The picture is so bad that in 2016, the National Alliance for Public [sic] Charter Schools and the National Association of Charter School Authorizers--people whose whole business is to promote charters--issued a report saying that virtual charters were in big trouble.

Back then, there were 135 cybers operating with 180,000, with the majority in the big three states for cybers-- California, Ohio, and Pennsylvania. One quarter of the cybers enrolled 80% of all cyber students, meaning that most cyber students were in "schools" of over 1,000 students. Student-teacher ratios in cyber schools can get pretty high, though cybers tend to be pretty coy about the actual numbers.

There are operational issues. Student attendance is just a matter of logging in each day. More can be done--Minnesota actually implemented an aggressive and effective cyber-truancy program. But in PA, we're not doing it.

Oversight of charters is minimal. When Nicholas Trombetta used Pennsylvania Cyber School to funnel $8 million tax dollars to himself, it was federal authorities and not the state that finally caught him. Two years ago the Philadelphia Inquirer discovered that of Pennsylvania's 15 cyber charters, 10 were operating with expired charters. Cybers are not even subjected to audits. Multiple attempts have been made by members of both parties to tighten the rules so that cyber charters would be subject to, at least, the same rules as everyone else. But cyber charters lobby hard, and spend plenty of money in Harrisburg (a national pattern). Some states are pushing back against bad cybers, but in PA, there's still no progress.

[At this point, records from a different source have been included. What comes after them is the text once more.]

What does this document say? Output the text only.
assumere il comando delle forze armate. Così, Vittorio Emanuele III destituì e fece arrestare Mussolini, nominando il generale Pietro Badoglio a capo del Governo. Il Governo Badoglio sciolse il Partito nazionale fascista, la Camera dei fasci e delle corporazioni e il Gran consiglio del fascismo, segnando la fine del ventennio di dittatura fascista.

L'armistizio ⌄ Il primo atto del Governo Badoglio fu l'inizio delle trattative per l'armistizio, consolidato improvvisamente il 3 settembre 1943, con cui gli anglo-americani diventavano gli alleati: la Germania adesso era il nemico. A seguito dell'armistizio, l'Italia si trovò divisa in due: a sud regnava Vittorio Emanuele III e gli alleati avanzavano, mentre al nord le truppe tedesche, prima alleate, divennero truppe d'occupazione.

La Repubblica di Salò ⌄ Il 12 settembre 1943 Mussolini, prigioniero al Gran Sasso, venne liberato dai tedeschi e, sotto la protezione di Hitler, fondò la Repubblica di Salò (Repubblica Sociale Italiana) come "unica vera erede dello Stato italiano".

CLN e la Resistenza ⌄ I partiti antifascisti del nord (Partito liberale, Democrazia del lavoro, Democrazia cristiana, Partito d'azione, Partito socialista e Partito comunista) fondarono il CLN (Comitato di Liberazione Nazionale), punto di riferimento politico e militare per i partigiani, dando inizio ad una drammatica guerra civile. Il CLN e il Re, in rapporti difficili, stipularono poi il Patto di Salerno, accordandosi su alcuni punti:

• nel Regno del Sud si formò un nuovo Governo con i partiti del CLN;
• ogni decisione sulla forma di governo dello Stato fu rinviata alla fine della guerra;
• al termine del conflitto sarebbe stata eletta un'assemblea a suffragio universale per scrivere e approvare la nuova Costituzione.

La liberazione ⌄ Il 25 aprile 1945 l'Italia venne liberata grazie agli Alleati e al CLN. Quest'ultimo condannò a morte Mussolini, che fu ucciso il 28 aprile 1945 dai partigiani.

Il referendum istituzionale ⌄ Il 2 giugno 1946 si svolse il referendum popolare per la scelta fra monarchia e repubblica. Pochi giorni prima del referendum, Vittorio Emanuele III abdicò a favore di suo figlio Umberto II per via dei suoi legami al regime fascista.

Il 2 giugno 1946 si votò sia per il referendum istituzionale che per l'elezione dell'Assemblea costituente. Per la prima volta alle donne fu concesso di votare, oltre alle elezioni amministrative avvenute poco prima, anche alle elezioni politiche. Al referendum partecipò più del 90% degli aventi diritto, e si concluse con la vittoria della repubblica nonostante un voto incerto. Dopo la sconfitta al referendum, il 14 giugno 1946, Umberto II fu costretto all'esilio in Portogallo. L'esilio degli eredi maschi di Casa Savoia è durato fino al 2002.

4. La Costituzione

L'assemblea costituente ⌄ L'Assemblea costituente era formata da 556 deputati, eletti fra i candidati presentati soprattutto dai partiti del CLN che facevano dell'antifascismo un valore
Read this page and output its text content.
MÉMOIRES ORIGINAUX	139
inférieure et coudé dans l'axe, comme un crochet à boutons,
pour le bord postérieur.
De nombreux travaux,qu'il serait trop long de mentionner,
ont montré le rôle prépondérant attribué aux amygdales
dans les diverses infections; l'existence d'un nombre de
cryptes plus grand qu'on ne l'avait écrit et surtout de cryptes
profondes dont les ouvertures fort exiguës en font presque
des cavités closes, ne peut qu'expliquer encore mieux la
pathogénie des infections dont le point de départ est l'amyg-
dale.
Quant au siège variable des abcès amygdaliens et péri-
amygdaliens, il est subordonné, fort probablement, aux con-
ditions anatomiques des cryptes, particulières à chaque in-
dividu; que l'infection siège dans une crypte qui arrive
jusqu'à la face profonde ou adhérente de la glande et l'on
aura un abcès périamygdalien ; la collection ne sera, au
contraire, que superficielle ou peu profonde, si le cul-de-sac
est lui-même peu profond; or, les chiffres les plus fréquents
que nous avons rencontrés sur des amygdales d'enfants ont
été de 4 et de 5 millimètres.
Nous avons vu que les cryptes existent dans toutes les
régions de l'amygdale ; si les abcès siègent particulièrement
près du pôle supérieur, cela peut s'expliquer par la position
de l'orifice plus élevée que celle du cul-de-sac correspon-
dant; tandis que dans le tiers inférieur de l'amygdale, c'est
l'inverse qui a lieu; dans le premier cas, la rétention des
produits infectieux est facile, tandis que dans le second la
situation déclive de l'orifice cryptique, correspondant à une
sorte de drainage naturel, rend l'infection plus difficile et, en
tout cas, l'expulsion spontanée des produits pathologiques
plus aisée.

The pandemic has, of course, given a big boost to cyber enrollment, and they are not above using anti-mask panic to help lift their numbers. Pennsylvania districts do have an option to try to stem the cost-- they can set up their own in-house cyber school, which has the dual benefit of keeping the money in the district and keeping students from falling too far behind academically. 

It's a mess, and it's draining small rural districts like the ones in my area. I often share this factoid--almost ten years ago, my old district closed an elementary school in hopes of saving about $800K. Their cyber school costs that year? About $800K. And to add insult to injury, as school boards try to deal with this large (and unpredictable) loss of revenue by cutting programs, the public slams them for doing a bad job of managing taxpayer money. This primer is for those folks. 



*Measuring education in years and months is extreme oversimplification, but I'm trying to keep things simple here.